Court Opinion

ID: 9704389
Source: CourtListenerOpinion
Date Created: 2023-08-26 00:33:59.091721+00
Date Added: 2024-06-11T18:22:01.749278
License: Public Domain

Ryan, J.
(concurring). I concur with the result but would limit the application of the rule herein announced to the facts of this case.
In Robinson v Neil, 409 US 505; 93 S Ct 876; 35 L Ed 2d 29 (1973), the United States Supreme Court decided that the question of whether a double jeopardy decision should be given limited retroactivity is "not readily susceptible of analysis under the Linkletter [v Walker, 381 US 618; 85 S Ct 1731; 14 L Ed 2d 601 (1965)] line of cases”, because these cases "dealt with those constitutional interpretations bearing on the use of evidence or on a particular mode of trial. Those procedural rights and methods of conducting trials, however, do not encompass all of the rights found in the first eight Amendments. Guarantees that do not relate to these procedural rules cannot, for retroactivity purposes, be lumped conveniently together in terms of analysis”. Id, at 508.
Robinson held that Waller v Florida, 397 US 387; 90 S Ct 1184; 25 L Ed 2d 435 (1970), is fully *537retroactive. Waller held that the concept of dual sovereignty cannot be applied to two prosecutions for the same act, one under municipal law and another under state law. The analysis proceeded in terms of the "same evidence” construction of the Double Jeopardy Clause.
People v White, 390 Mich 245; 212 NW2d 222 (1973), held that the same, transaction test is the proper construction of the term "offense” as it is used in the Double Jeopardy Clause of the state and federal constitutions. That decision was unique in that it encompassed both a substantive constitutional interpretation, and simultaneously created a new procedural mandate.
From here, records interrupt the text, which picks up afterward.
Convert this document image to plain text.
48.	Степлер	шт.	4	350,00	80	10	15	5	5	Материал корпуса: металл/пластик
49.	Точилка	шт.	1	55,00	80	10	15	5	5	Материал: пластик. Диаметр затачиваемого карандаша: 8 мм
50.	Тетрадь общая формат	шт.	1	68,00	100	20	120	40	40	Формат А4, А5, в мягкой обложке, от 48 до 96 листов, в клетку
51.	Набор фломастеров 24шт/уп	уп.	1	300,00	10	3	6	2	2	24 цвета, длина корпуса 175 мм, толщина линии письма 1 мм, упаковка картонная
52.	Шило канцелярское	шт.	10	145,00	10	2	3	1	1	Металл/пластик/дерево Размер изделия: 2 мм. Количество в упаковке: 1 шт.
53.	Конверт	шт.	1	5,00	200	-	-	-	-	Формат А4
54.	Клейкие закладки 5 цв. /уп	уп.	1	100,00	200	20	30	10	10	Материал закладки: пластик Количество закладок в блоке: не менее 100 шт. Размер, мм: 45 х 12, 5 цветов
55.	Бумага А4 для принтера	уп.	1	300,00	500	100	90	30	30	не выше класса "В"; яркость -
Substantively, in reading "same transaction” as the equivalent of "same offense”, White swept within the Double Jeopardy Clause all the elementally similar or identical crimes committed "where a single criminal episode involves several victims” or "where a single transaction is divisible into chronologically discrete crimes. E.g., Johnson v Commonwealth, 201 Ky 314; 256 SW 388 (1923) (each of 75 poker hands a separate 'offense’)”. See Ashe v Swenson, 397 US 436, 448, 451; 90 S Ct 1189, 1197, 1198; 25 L Ed 2d 469, 478, 480 (1970) (Brennan, J. concurring).
Procedurally, White compelled the joinder of elementally distinct crimes committed as part of the same transaction, e.g., rape, felonious assault and kidnapping, which theretofore had been prosecuted in separate informations. The Court’s reason for the rule adopted was to curb prosecutorial discretion which was used to sentence shop and harass defendants.
The Court’s motivation in adopting the "same transaction” test in White was, of course, salutary, and although, as Justice Brennan observed dis*538senting in White, the purpose could have been achieved by adopting a court rule requiring joinder of offenses under such circumstances, the Court chose to elevate this procedural mandate to constitutional stature.
This dual aspect of the White decision is crucial in analyzing its retroactive effect. First, cases involving the proscription of multiple prosecutions for the same or similar criminal act deal with the substantive expansion of the Double Jeopardy Clause, and are indeed "not readily susceptible of [retroactivity] analysis”. Therefore, White should be fully retroactive to cases of this nature. Second, however, cases involving the joinder of elementally distinct crimes occurring in the course of a continuous transaction deal with a new, constitutionally compelled, procedural rule. To these cases, the majority’s retroactivity analysis based on the three-pronged test of Linkletter v Walker, supra, and People v Hampton, 384 Mich 669; 187 NW2d 404 (1971), is particularly appropriate.
To cases, like the case at bar, which involve the issue of compulsory joinder, People v White would not apply retroactively.